Current conventional wisdom is that the vaccines don’t necessarily prevent infection all that well (or at the very least, that protection fades over time), but provide great protection against severe disease and death if infected. If this is the case, the effect of vaccines should be most readily apparent in the Case Fatality Rates, i.e. the ration of deaths to cases. For example, if the CFR was 1% and the vaccines are 90% effective against death, then a fully vaccinated population should have their CFR reduced to 0.1%. Therefore, looking at the CFR across counties with different vaccination rates might be instructive to analyzing the effectiveness of the vaccine.

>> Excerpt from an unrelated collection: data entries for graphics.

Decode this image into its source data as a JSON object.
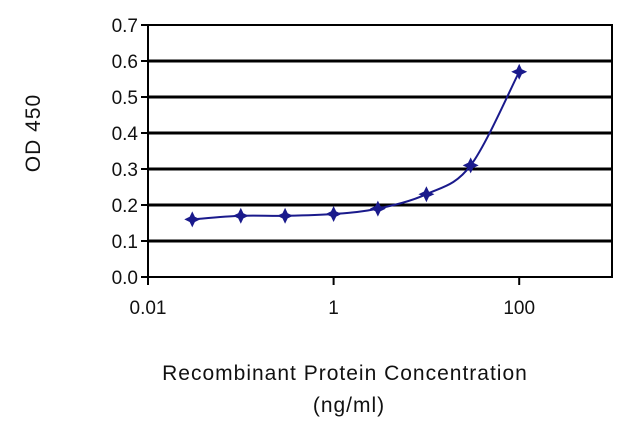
{
  "chart_data": {
    "type": "line",
    "xlabel": "Recombinant Protein Concentration",
    "xlabel_unit": "(ng/ml)",
    "ylabel": "OD 450",
    "x_scale": "log",
    "xlim": [
      0.01,
      1000
    ],
    "ylim": [
      0,
      0.7
    ],
    "x_ticks": [
      "0.01",
      "1",
      "100"
    ],
    "y_ticks": [
      "0.0",
      "0.1",
      "0.2",
      "0.3",
      "0.4",
      "0.5",
      "0.6",
      "0.7"
    ],
    "grid": "horizontal",
    "legend": "none",
    "series": [
      {
        "x": [
          0.03,
          0.1,
          0.3,
          1,
          3,
          10,
          30,
          100
        ],
        "y": [
          0.16,
          0.17,
          0.17,
          0.175,
          0.19,
          0.23,
          0.31,
          0.57
        ]
      }
    ],
    "colors": {
      "line": "#1a1a8c",
      "marker": "#1a1a8c",
      "grid": "#000000",
      "plot_bg": "#ffffff"
    }
  }
}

This will be a bit of a Dragnet post ;-)
The data to analyze this is originally sourced from the CDC. Cases & deaths are obtained via USA Facts and vaccination rates directly from CDC. CFR is calculated simply by dividing the deaths by the cases. Note that this ignores the lag in cases→deaths, however in looking at a month’s of data, hopefully this does not alter the picture much.
Below are each region’s scatter plots of vax rates vs. cases, deaths, and CFR for the previous month. The vax rate used is the fully vaxxed % of 12+ population at the start of the period (9/27/21). Several states (TX, NE, NJ, FL) have been removed because of obvious missing data (vax rate, deaths, and/or cases) at the county level. Only counties that reported 75% completeness of vaccination data were included. Moving around the country with some observations…
Northwest
Relatively good correlation between vaccination rates and cases/deaths, which then mostly disappears in CFR, which is where the relationship is expected to be strongest?
West
Nearly the exact same story as the Northwest, only higher correlation with cases and less with deaths. This is exactly opposite of what one might expect (i.e. would expect less impact on cases, more on deaths).
Southwest
Moderate to weak correlation across all three metrics. Vaccination rates may explain part of the outcomes in these four states, but clearly much more is in play.
Northern Rockies and Plains
Weak or no correlation. Outcomes in these states can’t be explained through vaccination rates.
South
Same.
Ohio Valley
Same.
Upper Midwest
Same.
Southeast
Slight relationship with deaths, weaker relationship with the other metrics.
Atlantic
Strong correlation with cases and deaths, moderate correlation with CFR. While this region, in isolation, would be good evidence for the effectiveness of vaccines, it would best show that they reduce transmission (cases), which has not been the primary selling point of late.
New England
Much like the Atlantic region, this shows fairly strong correlation with reduced cases, less impact on deaths, and essentially no impact on CFR (in fact, best fit slopes up). This can be seen as a positive story for vaccine, however not the story that’s most commonly told currently.
Summary
Of the ten regions, 5 showed pretty weak (if any) correlation at the county level between vaccination rates and cases/deaths/CFR. For the other 5, the correlation tended to be strongest in cases, next in deaths, and weakest in CFR. While interesting, this contradicts the narrative that the vaccines are not necessarily effective against infections, but protect against severe disease and deaths.
Thanks for assembling all of this.
Are we looking at all-cause deaths or just deaths attributed to COVID?